CAA News Today
Lynne Allen
posted by CAA — Dec 06, 2018
STATEMENT
As a member of CAA since 1987 and attending the conference nearly every year, I feel I understand and grow the continuing mission of the organization. I am a visual artist and have always found the annual conference to be influential for not only my own practice, but my teaching. The mission to “cultivate the ongoing understanding of art as a fundamental form of human expression” is necessary today more than ever. As scholars, reinforcing how art addresses human dignity and empathy is our greatest challenge.
What used to be 5-year strategic plans in higher education have grown to 20- 40-year strategic plans. Things change, and they change fast. Students change and we have to educate ourselves to their new natures. The workplace changes, and we have to educate ourselves to understand a changing higher administration. The country is changing faster than we thought possible, and the world itself is not the same as it was even five years ago. There are those that believe higher education has “peaked” and we are on the downward slide. Adam Harris in the Atlantic says, “we are living through the greatest time in history to be a learner, with the availability of so many high-quality free materials online. But at the same time, the institutions most affiliated with knowledge and learning are facing crisis.” That includes budget cuts, declining enrollments, student debt, declining research dollars, loss of faculty lines, etc. etc. None of this is new to any of us. Some programs take a proactive approach and innovate their way out of these problems, going on-line and increasing continuing education, building a wider audience. Will these approaches last? Are they the answer?
The basic issues that drives us, as art educators, have not changed. We value the arts and the humanity that comes with it.
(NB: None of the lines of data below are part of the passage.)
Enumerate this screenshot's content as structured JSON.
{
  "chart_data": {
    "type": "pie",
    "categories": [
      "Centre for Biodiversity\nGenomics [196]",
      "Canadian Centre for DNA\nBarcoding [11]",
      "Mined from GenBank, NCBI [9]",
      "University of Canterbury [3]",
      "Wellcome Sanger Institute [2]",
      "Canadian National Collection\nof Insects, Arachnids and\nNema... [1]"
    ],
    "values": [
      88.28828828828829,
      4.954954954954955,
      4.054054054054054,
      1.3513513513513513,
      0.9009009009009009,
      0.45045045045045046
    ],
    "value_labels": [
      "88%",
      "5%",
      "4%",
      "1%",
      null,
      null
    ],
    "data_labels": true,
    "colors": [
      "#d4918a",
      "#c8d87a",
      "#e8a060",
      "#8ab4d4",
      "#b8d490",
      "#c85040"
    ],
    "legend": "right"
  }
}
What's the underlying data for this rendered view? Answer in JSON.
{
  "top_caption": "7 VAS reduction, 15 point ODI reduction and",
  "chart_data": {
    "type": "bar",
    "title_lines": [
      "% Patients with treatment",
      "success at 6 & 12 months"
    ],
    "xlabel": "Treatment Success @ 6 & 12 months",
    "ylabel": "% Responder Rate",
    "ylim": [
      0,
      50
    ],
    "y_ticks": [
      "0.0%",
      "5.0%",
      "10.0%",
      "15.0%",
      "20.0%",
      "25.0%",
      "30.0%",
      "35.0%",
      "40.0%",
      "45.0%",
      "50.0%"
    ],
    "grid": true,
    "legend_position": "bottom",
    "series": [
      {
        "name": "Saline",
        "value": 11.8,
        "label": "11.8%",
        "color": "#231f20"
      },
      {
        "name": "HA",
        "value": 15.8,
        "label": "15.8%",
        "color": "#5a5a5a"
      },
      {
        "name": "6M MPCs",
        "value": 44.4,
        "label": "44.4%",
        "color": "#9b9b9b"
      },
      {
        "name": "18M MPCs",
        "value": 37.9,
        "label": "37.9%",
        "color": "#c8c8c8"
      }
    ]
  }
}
We feel they are more important now than they ever have been. The argument that you cannot get a job over-rides real data, which proves that there are more jobs out there for creative thinkers than ever before. The empathy we feel for our society turns out to be the major solution for our survival.
Yes, we can tackle some of the nuts and bolt issues, but our main goal is to tackle the perception that the arts don’t matter. This is where CAA comes in. We work not only in higher ed, but in communities in urban and rural areas, we partner, and we touch people. We don’t all come from the same place, yet we have everything in common.
Nearly 30 years in academia has shown me that hurtles can be surmounted, that compromise can take place, and we can retool education for the world our students live in. Working in both private and public universities has offered different kinds of experiences so the constraints we all feel are not new to me. It would be an honor to work alongside other scholars, artists, critics, and curators as a CAA board member.